La otra votación era por el llamado Informe Bachelet, sobre violaciones a los DD HH del gobierno chavista. Fue una puja muy fuerte al punto que terminó con 22 votos a favor, 22 abstenciones y tres en contra: Venezuela, Filipinas y Eritrea. Argentina votó a favor, junto con los países del Grupo de Lima, notoriamente antichavista. México se abstuvo.
Al decir de los críticos, la cancillería vernácula siguió los lineamientos del departamento de Estado y echó por tierra la tradición enmarcada en la Doctrina Drago, de 1902, por el canciller de Julio Roca, Luis María Drago, consolidada posteriormente por Carlos Calvo, que rechaza toda injerencia militar para resolver controversias. Una votación al par de la de México habría desnudado la orfandad de apoyos de la Casa Blanca.
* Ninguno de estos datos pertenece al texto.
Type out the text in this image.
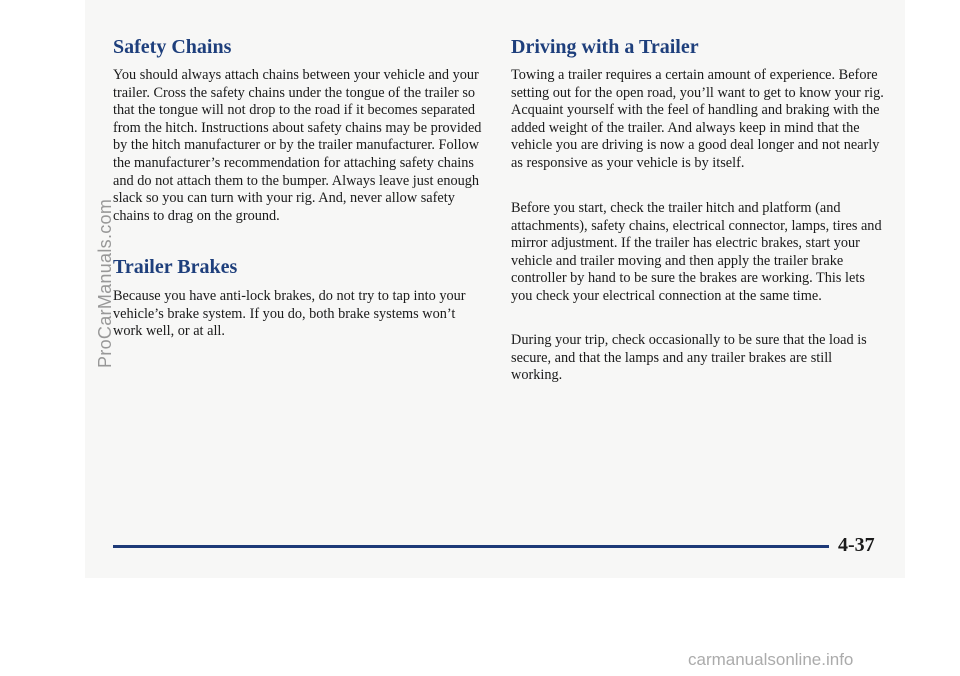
Safety Chains

You should always attach chains between your vehicle and your trailer. Cross the safety chains under the tongue of the trailer so that the tongue will not drop to the road if it becomes separated from the hitch. Instructions about safety chains may be provided by the hitch manufacturer or by the trailer manufacturer. Follow the manufacturer’s recommendation for attaching safety chains and do not attach them to the bumper. Always leave just enough slack so you can turn with your rig. And, never allow safety chains to drag on the ground.

Trailer Brakes

Because you have anti-lock brakes, do not try to tap into your vehicle’s brake system. If you do, both brake systems won’t work well, or at all.

Driving with a Trailer

Towing a trailer requires a certain amount of experience. Before setting out for the open road, you’ll want to get to know your rig. Acquaint yourself with the feel of handling and braking with the added weight of the trailer. And always keep in mind that the vehicle you are driving is now a good deal longer and not nearly as responsive as your vehicle is by itself.

Before you start, check the trailer hitch and platform (and attachments), safety chains, electrical connector, lamps, tires and mirror adjustment. If the trailer has electric brakes, start your vehicle and trailer moving and then apply the trailer brake controller by hand to be sure the brakes are working. This lets you check your electrical connection at the same time.

During your trip, check occasionally to be sure that the load is secure, and that the lamps and any trailer brakes are still working.

4-37
ProCarManuals.com
carmanualsonline.info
Por cierto, quien se pregunte cómo votó EE UU: Trump ordenó retirarse del Consejo de DD HH de la ONU en 2018 porque entre los integrantes había “países que violan los Derechos Humanos, y hay allí un marcado sesgo antiisraelí en muchos de los informes sobre la situación palestina”.
El ministro de Relaciones Exteriores nacional, Felipe Solá, afirmó que Buenos Aires votó con el Grupo de Contacto y la UE, que buscan una salida democrática y rechazan el brutal bloqueo económico y una posible intervención armada capitaneada por el Pentágono. Respecto de las elecciones parlamentarias de diciembre, la Argentina acompañaría la postura de que lo mejor es postergarlas para 2021 con el fin de que el gobierno negocie con la oposición.
La estrategia estadounidense fue explicitada por el representante de Trump para la “cuestión venezolana”, Elliot Abrams, conocido desde los años ’70 por armar grupos paramilitares para derrotar a la revolución sandinista en Nicaragua. “Me preocupa –declaró en torno a las negociaciones de Borell– un pacto en que la UE diga que tal vez enviará observadores a unas elecciones si se aplazan las de diciembre. Si lo hace, se inclina claramente a asumir la observación de esas elecciones, y eso genera un peligro en el camino”.
La oposición, como hizo en 2005, busca deslegitimar elecciones que no gana y se niega a participar. Aquella vez, Hugo Chávez rechazó posponer el comicio. Ahora hay grupos, sin embargo, que aceptan el convite. Creen poder repetir el triunfo abrumador del 6 de diciembre de 2015, cuando se quedó con más del 60% de las bancas de la Asamblea Nacional.
Henrique Capriles había mostrado predisposición a asistir, pero llegó el apriete desde Washington. Juan Guaidó, presidente de la AN elegido a dedo como interino, perdería su banca si no se presenta. De hecho, la perdió en enero pasado, cuando la AN eligió a otro opositor, Luis Parra, como titular del Parlamento. En una maniobra desesperada hicieron una sesión alterna para mantener a Guaidó. Alguien a esta altura insostenible sin el apoyo de Trump, que quizás no sea reelecto el 3 de noviembre.